UPDATED 08:13 EDT / MAY 25 2011

A World Without Facebook: The Good and the Bad

Can you imagine a world without Facebook now that you’re already living a world with one? I can’t, and I don’t want to. I’m sure a gazillion others will agree with me. It has become so tightly integrated with our lives that it’s now part of who we are. In fact, we sometimes prefer to log in to Facebook to chat with friends and stalk people than do what is necessary (based on experience). I won’t say I’m addicted to it, I just happen to prefer Facebook-ing than doing other stuff.
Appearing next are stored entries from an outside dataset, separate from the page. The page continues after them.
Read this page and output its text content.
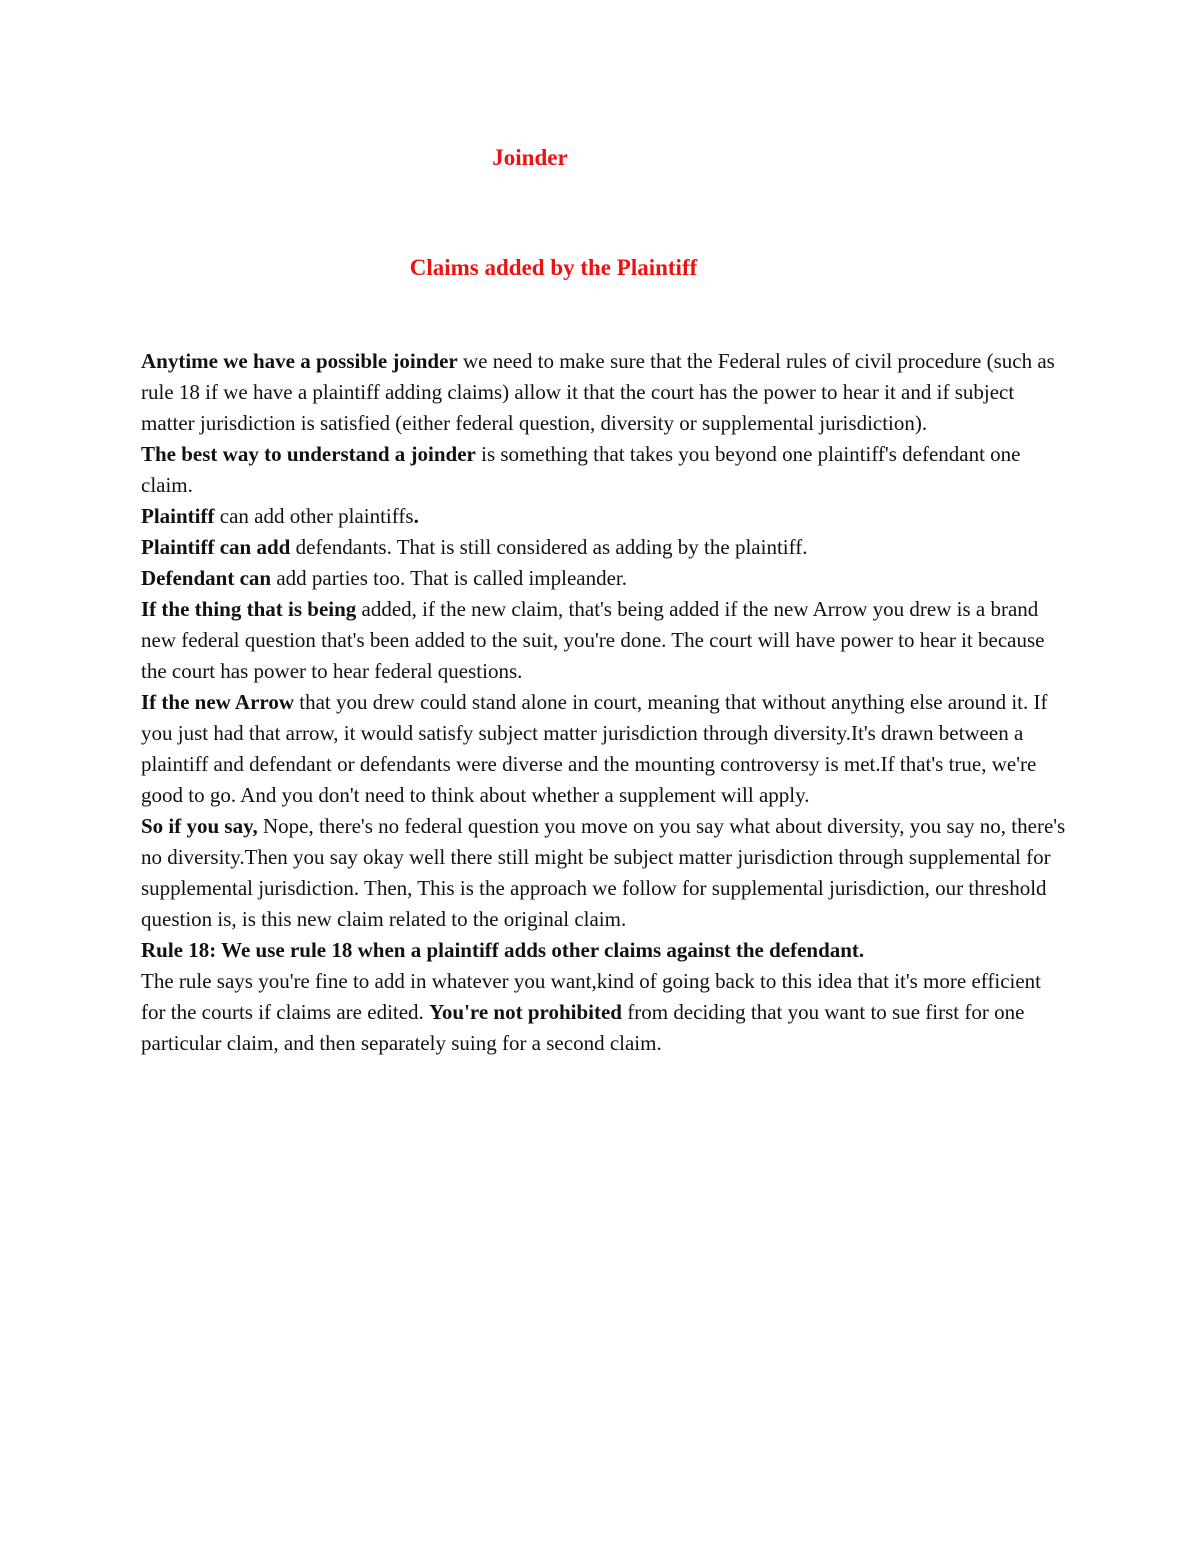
Joinder
Claims added by the Plaintiff

Anytime we have a possible joinder we need to make sure that the Federal rules of civil procedure (such as rule 18 if we have a plaintiff adding claims) allow it that the court has the power to hear it and if subject matter jurisdiction is satisfied (either federal question, diversity or supplemental jurisdiction).

The best way to understand a joinder is something that takes you beyond one plaintiff's defendant one claim.

Plaintiff can add other plaintiffs.

Plaintiff can add defendants. That is still considered as adding by the plaintiff.

Defendant can add parties too. That is called impleander.

If the thing that is being added, if the new claim, that's being added if the new Arrow you drew is a brand new federal question that's been added to the suit, you're done. The court will have power to hear it because the court has power to hear federal questions.

If the new Arrow that you drew could stand alone in court, meaning that without anything else around it. If you just had that arrow, it would satisfy subject matter jurisdiction through diversity.It's drawn between a plaintiff and defendant or defendants were diverse and the mounting controversy is met.If that's true, we're good to go. And you don't need to think about whether a supplement will apply.

So if you say, Nope, there's no federal question you move on you say what about diversity, you say no, there's no diversity.Then you say okay well there still might be subject matter jurisdiction through supplemental for supplemental jurisdiction. Then, This is the approach we follow for supplemental jurisdiction, our threshold question is, is this new claim related to the original claim.

Rule 18: We use rule 18 when a plaintiff adds other claims against the defendant.

The rule says you're fine to add in whatever you want,kind of going back to this idea that it's more efficient for the courts if claims are edited. You're not prohibited from deciding that you want to sue first for one particular claim, and then separately suing for a second claim.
Facebook’s growth is dramatic. It currently has 600 million users, more than the population of Russia, North America, internet users in Europe, and the world back in 1600 AD. It generates 770 billion views per month, and 90 pieces of content per user per month on average.  The majority of Facebook users are those from ages 18-44 with an average number of friends at 130. The majority of Facebook users are from the US, followed by Indonesia, then the UK. Gone are the days when you will have to personally tell your friends of an awesome party you’ve gone to, or email them of the pictures from your vacation, or invite them to your party via mail –as you can now do them all in a few clicks via Facebook.

Not only is it part of us as individual people, it’s also an effective marketing medium for businesses, big and small. A report from Constant Contact reveals that there was an 80 percent increase in social media marketing in the past year, and that 73 percent of businesses use social media for their business. Of this demographic, 95 percent uses Facebook, and 82 percent of them is convinced of its efficacy.

Facebook shrinks the world into the palm of our hands. However, nothing is without a price. It is trending in this day and age, which also the reason why it is plagued by so many issues. The biggest topic concerns privacy, so big that it became necessary for two State senators Alan Lowenthal and Ellen Corett to pass ‘do not track’ bills, and letting people opt of whether or not to share their online data. The bills target Facebook and Google, crippling some of their powerful marketing capabilities, eventually making the two giants allies in battling it. Moreover, if Facebook CEO Mark Zuckerberg will have his way, he would love to have kids under 13 years old to be using his site, not that there isn’t any from this demographic lurking on the network. From Time.com:

“In fact CR found that over 5 million of Facebook’s 7.5 million-plus underage were as young as “10 and under.” … That’s not the worst of it. CR also found that underage kids using Facebook were unsupervised by parents. The site claims — not wrongly — that this exposes them to “malware or serious threats such as predators or bullies.”

Apart from Facebook as a company, users are also partly liable for the amount of information they have up on the web. Research shows that teens and adults are actually similar in reasoning when they share information on the social network. They are driven by popularity.

“The thing about Facebook is that popularity is linked to disclosure,” says co-author Amy Muise, a social psychology researcher at the University of Guelph. “In order to get more friends to connect with you, you have to share information: post pictures, tell people what you’re up to, comment on other people’s things.”

Research also shows that 47 percent of the users’ wall have a post from friends containing profanity, highlighting more of how users are in-charge of their account.